Tauriainen Road (shown on maps) comes in (dead ends) very near this location. We are not sure whether part or all of that road may be private or how likely it is to be passable in early season or after heavy rains. If accessable, (and if the area is not all posted against trespass -- unknown to us at this time) it may alow a carry-up, huck, carry-out option as an alternative for seeing/running this falls sequence without doing a shuttle (and without having to run the (nothing-but-low-grade rapids) access and egress portions of this run. Google satellite view also shows a significant powerline clearing and has it marked as a road (though none is specifically visible, so it is likely a utility easement, and/or 4-wheeler/snomobile trail) coming into to river at 5.4 miles from the listed put-in (I.E., about a mile-and-a-quarter after the falls sequence). Absent one of those options working out, you are faced with an even more featureless paddle out of 3.35 miles. If the listed take-out at Donken Tapiola Road (off Hazel Swamp Road) is inaccessible early season, use Horoscope Road (listed on some maps as "Limestone Mountain Road"). This adds another 2 miles of low-gradient paddling (for a total of 9.6 miles from our listed put-in). Fortunately (if this stretch is paddled), while there are no real features apparent, it does appear to move along much better than the 3.35 miles after the falls.

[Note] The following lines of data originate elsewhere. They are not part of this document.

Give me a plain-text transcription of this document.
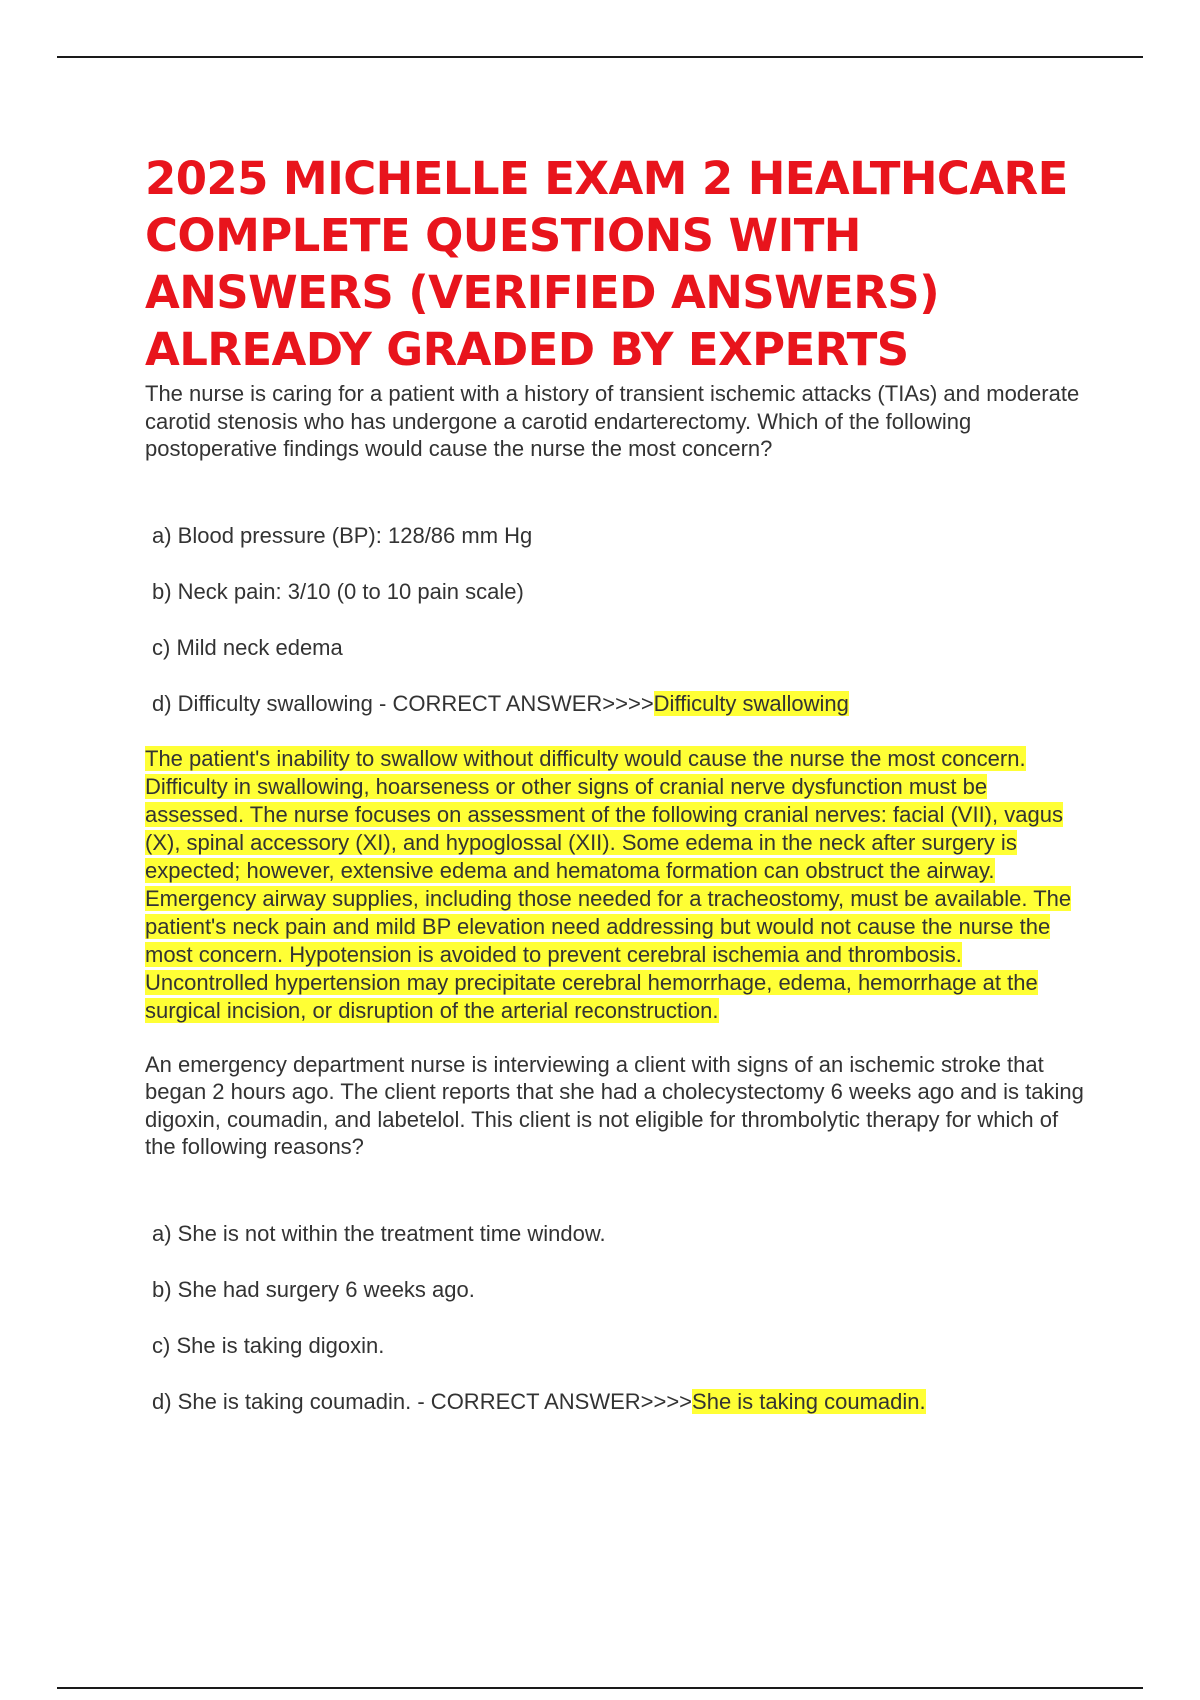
2025 MICHELLE EXAM 2 HEALTHCARE COMPLETE QUESTIONS WITH ANSWERS (VERIFIED ANSWERS) ALREADY GRADED BY EXPERTS

The nurse is caring for a patient with a history of transient ischemic attacks (TIAs) and moderate carotid stenosis who has undergone a carotid endarterectomy. Which of the following postoperative findings would cause the nurse the most concern?

a) Blood pressure (BP): 128/86 mm Hg
b) Neck pain: 3/10 (0 to 10 pain scale)
c) Mild neck edema
d) Difficulty swallowing - CORRECT ANSWER>>>>Difficulty swallowing

The patient's inability to swallow without difficulty would cause the nurse the most concern. Difficulty in swallowing, hoarseness or other signs of cranial nerve dysfunction must be assessed. The nurse focuses on assessment of the following cranial nerves: facial (VII), vagus (X), spinal accessory (XI), and hypoglossal (XII). Some edema in the neck after surgery is expected; however, extensive edema and hematoma formation can obstruct the airway. Emergency airway supplies, including those needed for a tracheostomy, must be available. The patient's neck pain and mild BP elevation need addressing but would not cause the nurse the most concern. Hypotension is avoided to prevent cerebral ischemia and thrombosis. Uncontrolled hypertension may precipitate cerebral hemorrhage, edema, hemorrhage at the surgical incision, or disruption of the arterial reconstruction.

An emergency department nurse is interviewing a client with signs of an ischemic stroke that began 2 hours ago. The client reports that she had a cholecystectomy 6 weeks ago and is taking digoxin, coumadin, and labetelol. This client is not eligible for thrombolytic therapy for which of the following reasons?

a) She is not within the treatment time window.
b) She had surgery 6 weeks ago.
c) She is taking digoxin.
d) She is taking coumadin. - CORRECT ANSWER>>>>She is taking coumadin.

A good companion piece to this reach may be the W.Br.Sturgeon, which is located about five miles to the south. The W.Br.Sturgeon is a smaller watershed, so if the Otter is low, it's near certainty the W.Br.Sturgeon will be also.
First apparent (minor) feature.
Again, a short stretch of very low-grade rips. (At least it's a break from the otherwise nothing but flat-and-flowing water).
Perhaps a tripping ledge and wave-train.
Again, nothing to get too excited about . . . just another very small break from the flatwater.
And another. OK, this one may extend a lot longer than the others, but it's otherwise not any more interesting.
Perhaps a single ledge/wave/hole . . . and then . . . you guessed it . . . very minor rips and waves.
OK, here's your best signal that you have nearly arrived! Just 150' downstream lies the sequence you have been waiting for!
(See main description for the details.)
Action dies out at this point, leaving an egress paddle (very similar to the access paddle) of virtually nothing but flat/flowing water and very minor riffles and rips.
Some online mapping shows a 'road' coming in from the SouthEast along these powerlines. It is likely this is merely a dirt single-track. In the event it is passable, this could provide alternate egress, cutting off additional flatwater paddle-out.
An alternate take-out (in the perhaps unlikely event someone runs this, and finds the listed take-out inaccessible). Also site of a USGS sampling site, listing drainage at this point as 53.1 square miles.
* USGS Gauge shown is for parallel watershed and should give a fair indicator of runnabilty.
Min/Max are purely conjecture, and correlation of rivers is not assured.
Visual determination of flow at any of the access points is difficult as the river is fairly wide through the significant gradient. Suffice it to say, for a good run, the river should not appear to be low.
Permits are not required for this reach.
We have no additional detail on this route.